Use an automated multi-channel dispensing system to transfer 40 microliters of solution from each well of addition plate A to main plates one and two, and plate B to main plate three and four. Transfer 20 microliters of the solution from each well of the compound plate to main plates one, main plates two, main plates three, and main plates four. Shake the plates for one minute in a shaker at 200 rpm.
Transfer 20 microliters of the solution from each well of the addition plates C to main plates one, two, three, and four. Shake the plates for one minute in a shaker at 200 rpm. Incubate the plates at 37 degrees Celsius for three hours and then transfer 20 microliters of malachite green reagent from addition plate D to the wells of main plates one, two, three, and four.
After a 15-minute incubation at room temperature, measure the absorbance of the plate at 620 nanometers in a plate reader. The structure of malachite green and the reactions of malachite green reagent A with free phosphate and the subsequent reaction with reagent B are shown here. A standard plot for standard phosphate concentration is represented in this figure.
Here, the x-axis represents the free phosphate or pi concentration in micromolar, and the absorbance at 620 nanometers is depicted on the y-axis. The error bars represent the deviation between the two sample numbers. The percentage ATPase activity is used to measure the dose-dependent inhibition of the protein by geldanamycin.
It was observed that geldanamycin inhibited the protein in a dose-dependent manner with an IC50 value of 0.85-micromolar. Here, each point is a mean of two determinations. The color development in main plate one after the addition of the malachite green agent is shown in this image.

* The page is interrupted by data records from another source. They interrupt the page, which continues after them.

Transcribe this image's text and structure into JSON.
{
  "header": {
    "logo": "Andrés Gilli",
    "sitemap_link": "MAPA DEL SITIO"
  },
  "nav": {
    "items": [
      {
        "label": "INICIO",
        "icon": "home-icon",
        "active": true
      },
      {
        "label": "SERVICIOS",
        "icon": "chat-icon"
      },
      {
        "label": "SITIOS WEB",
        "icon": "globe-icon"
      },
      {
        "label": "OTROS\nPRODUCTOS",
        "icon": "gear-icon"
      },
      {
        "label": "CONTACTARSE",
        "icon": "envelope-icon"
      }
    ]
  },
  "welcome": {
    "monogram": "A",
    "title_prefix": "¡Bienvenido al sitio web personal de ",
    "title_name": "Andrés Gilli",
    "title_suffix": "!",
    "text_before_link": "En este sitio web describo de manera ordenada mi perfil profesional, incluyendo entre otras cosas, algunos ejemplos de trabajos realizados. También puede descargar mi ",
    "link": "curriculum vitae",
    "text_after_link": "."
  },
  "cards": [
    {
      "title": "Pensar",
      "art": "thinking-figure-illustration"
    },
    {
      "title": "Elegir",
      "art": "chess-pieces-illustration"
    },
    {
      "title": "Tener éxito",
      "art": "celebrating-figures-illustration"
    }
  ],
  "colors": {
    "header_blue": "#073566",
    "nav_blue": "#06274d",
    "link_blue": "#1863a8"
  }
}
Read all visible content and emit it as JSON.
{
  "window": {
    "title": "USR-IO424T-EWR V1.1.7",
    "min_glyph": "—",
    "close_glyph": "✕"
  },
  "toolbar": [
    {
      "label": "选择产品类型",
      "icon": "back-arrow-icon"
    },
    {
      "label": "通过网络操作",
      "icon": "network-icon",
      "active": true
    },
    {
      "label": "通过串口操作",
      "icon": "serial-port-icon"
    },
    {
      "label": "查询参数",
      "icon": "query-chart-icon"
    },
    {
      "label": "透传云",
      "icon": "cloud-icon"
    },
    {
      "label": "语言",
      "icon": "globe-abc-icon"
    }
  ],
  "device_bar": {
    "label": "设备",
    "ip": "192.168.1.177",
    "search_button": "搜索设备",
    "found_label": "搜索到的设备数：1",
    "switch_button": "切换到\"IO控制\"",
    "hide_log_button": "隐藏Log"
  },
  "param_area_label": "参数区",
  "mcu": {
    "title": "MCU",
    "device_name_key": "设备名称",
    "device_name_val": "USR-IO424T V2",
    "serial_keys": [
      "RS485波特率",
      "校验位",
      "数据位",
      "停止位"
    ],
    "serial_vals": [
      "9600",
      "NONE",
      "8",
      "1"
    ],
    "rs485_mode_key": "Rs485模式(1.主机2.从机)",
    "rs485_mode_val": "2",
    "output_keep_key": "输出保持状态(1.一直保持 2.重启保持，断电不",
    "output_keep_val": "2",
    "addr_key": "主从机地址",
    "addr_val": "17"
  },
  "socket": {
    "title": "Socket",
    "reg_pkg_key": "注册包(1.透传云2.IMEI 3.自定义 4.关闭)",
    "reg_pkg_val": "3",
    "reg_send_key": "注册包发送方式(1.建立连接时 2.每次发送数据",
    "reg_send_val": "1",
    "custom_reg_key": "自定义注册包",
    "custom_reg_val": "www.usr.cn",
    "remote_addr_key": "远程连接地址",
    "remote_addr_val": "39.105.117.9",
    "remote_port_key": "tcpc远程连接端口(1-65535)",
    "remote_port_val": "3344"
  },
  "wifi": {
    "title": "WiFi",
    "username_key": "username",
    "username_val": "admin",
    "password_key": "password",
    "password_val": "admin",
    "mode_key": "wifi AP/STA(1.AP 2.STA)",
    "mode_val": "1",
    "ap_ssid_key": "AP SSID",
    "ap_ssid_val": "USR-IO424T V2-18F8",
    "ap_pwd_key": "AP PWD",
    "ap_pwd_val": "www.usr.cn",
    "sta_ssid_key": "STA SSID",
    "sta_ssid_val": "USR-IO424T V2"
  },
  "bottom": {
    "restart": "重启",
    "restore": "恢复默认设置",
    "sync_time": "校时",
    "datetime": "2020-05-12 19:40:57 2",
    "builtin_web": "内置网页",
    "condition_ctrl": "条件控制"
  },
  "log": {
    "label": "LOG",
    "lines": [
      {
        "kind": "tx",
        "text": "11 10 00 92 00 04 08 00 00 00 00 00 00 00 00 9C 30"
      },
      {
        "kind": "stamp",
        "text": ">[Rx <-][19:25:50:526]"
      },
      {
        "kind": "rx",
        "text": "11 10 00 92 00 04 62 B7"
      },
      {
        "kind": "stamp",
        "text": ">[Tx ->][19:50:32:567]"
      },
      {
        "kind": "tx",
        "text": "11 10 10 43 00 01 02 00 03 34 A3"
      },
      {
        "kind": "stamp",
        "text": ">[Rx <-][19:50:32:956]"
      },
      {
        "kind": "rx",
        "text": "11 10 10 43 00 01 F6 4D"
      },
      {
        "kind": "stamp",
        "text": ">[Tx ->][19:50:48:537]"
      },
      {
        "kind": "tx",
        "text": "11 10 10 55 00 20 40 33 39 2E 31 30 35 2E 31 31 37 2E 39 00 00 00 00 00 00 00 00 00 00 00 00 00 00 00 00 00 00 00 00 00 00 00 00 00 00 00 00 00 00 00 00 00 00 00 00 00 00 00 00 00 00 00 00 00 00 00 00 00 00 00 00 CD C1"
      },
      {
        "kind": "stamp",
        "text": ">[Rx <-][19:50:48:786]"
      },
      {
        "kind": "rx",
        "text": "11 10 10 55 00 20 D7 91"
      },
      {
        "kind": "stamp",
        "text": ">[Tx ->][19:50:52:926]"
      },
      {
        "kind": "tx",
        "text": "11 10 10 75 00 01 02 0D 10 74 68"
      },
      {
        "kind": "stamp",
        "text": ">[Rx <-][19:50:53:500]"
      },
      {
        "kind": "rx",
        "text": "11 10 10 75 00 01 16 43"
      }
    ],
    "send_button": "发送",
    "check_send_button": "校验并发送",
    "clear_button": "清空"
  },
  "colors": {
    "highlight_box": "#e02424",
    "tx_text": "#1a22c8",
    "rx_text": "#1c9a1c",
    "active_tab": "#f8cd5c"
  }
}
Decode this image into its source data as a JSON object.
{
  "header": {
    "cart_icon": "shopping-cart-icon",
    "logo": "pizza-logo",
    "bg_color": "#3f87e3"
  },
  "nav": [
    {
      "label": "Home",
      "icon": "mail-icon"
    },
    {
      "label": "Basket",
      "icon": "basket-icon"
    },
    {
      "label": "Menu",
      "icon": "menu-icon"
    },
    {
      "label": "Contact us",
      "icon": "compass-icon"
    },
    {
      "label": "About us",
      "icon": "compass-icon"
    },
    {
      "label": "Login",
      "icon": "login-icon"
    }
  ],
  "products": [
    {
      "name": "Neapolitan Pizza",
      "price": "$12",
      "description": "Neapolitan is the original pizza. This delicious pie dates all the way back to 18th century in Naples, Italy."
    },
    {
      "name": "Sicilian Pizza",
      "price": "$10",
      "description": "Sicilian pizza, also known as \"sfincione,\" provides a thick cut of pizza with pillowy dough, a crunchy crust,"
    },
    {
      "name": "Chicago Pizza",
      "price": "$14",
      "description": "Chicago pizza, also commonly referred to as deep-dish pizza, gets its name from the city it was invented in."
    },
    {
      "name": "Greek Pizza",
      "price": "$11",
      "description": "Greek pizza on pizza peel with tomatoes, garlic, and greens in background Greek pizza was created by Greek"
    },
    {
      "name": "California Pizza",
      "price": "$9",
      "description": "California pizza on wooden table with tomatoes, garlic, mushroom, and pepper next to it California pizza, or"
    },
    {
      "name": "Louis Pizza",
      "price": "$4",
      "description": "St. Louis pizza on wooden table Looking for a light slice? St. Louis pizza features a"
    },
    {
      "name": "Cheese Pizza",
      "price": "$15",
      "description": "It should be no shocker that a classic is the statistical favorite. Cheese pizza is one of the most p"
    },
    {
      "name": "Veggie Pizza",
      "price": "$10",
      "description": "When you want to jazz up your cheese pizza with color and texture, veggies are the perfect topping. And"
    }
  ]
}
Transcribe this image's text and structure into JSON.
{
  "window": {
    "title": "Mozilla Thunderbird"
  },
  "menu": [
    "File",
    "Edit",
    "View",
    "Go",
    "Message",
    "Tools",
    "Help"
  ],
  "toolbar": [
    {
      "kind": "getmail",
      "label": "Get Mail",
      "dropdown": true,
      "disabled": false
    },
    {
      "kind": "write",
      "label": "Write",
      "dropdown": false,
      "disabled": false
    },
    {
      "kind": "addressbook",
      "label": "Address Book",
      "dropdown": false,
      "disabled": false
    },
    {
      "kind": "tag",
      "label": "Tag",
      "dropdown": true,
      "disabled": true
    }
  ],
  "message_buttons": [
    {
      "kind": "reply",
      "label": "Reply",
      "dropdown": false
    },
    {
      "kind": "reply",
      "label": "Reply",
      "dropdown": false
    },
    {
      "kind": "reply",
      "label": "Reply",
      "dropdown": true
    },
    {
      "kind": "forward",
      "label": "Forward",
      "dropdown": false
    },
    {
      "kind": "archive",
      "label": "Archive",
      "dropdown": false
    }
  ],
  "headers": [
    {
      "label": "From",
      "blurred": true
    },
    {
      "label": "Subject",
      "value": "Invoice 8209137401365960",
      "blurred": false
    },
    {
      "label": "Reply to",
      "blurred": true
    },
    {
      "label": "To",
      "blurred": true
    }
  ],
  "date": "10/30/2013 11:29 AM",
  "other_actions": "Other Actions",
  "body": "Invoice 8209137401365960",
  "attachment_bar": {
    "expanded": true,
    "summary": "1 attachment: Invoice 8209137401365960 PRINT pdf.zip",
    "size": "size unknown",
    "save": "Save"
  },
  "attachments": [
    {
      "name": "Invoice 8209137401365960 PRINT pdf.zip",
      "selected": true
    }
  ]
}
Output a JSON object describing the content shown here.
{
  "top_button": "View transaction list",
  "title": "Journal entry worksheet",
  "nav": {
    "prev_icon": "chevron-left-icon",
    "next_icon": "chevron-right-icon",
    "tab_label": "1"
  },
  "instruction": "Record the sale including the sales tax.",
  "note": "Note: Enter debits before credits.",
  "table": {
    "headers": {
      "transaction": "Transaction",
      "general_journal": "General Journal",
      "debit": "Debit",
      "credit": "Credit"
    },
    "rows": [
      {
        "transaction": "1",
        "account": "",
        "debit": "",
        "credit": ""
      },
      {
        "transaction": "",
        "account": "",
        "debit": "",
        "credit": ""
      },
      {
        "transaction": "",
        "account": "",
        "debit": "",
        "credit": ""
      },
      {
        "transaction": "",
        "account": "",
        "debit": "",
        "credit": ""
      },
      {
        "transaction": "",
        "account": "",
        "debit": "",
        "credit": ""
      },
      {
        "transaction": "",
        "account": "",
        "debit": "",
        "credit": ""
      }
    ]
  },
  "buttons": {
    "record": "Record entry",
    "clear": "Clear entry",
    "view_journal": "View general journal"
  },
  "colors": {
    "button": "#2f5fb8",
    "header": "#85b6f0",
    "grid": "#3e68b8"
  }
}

The pink color in the A11 well is due to the compound color. Similarly, the color development in main plate two is shown here. The pink color in the A11 well is due to the colored nature of the compound.
The color development after the addition of the malachite green reagent in main plate three and in main plate four is shown here. The addition of ATP and malachite green reagent at the same time interval to every well is an important thing to remember when attempting this procedure.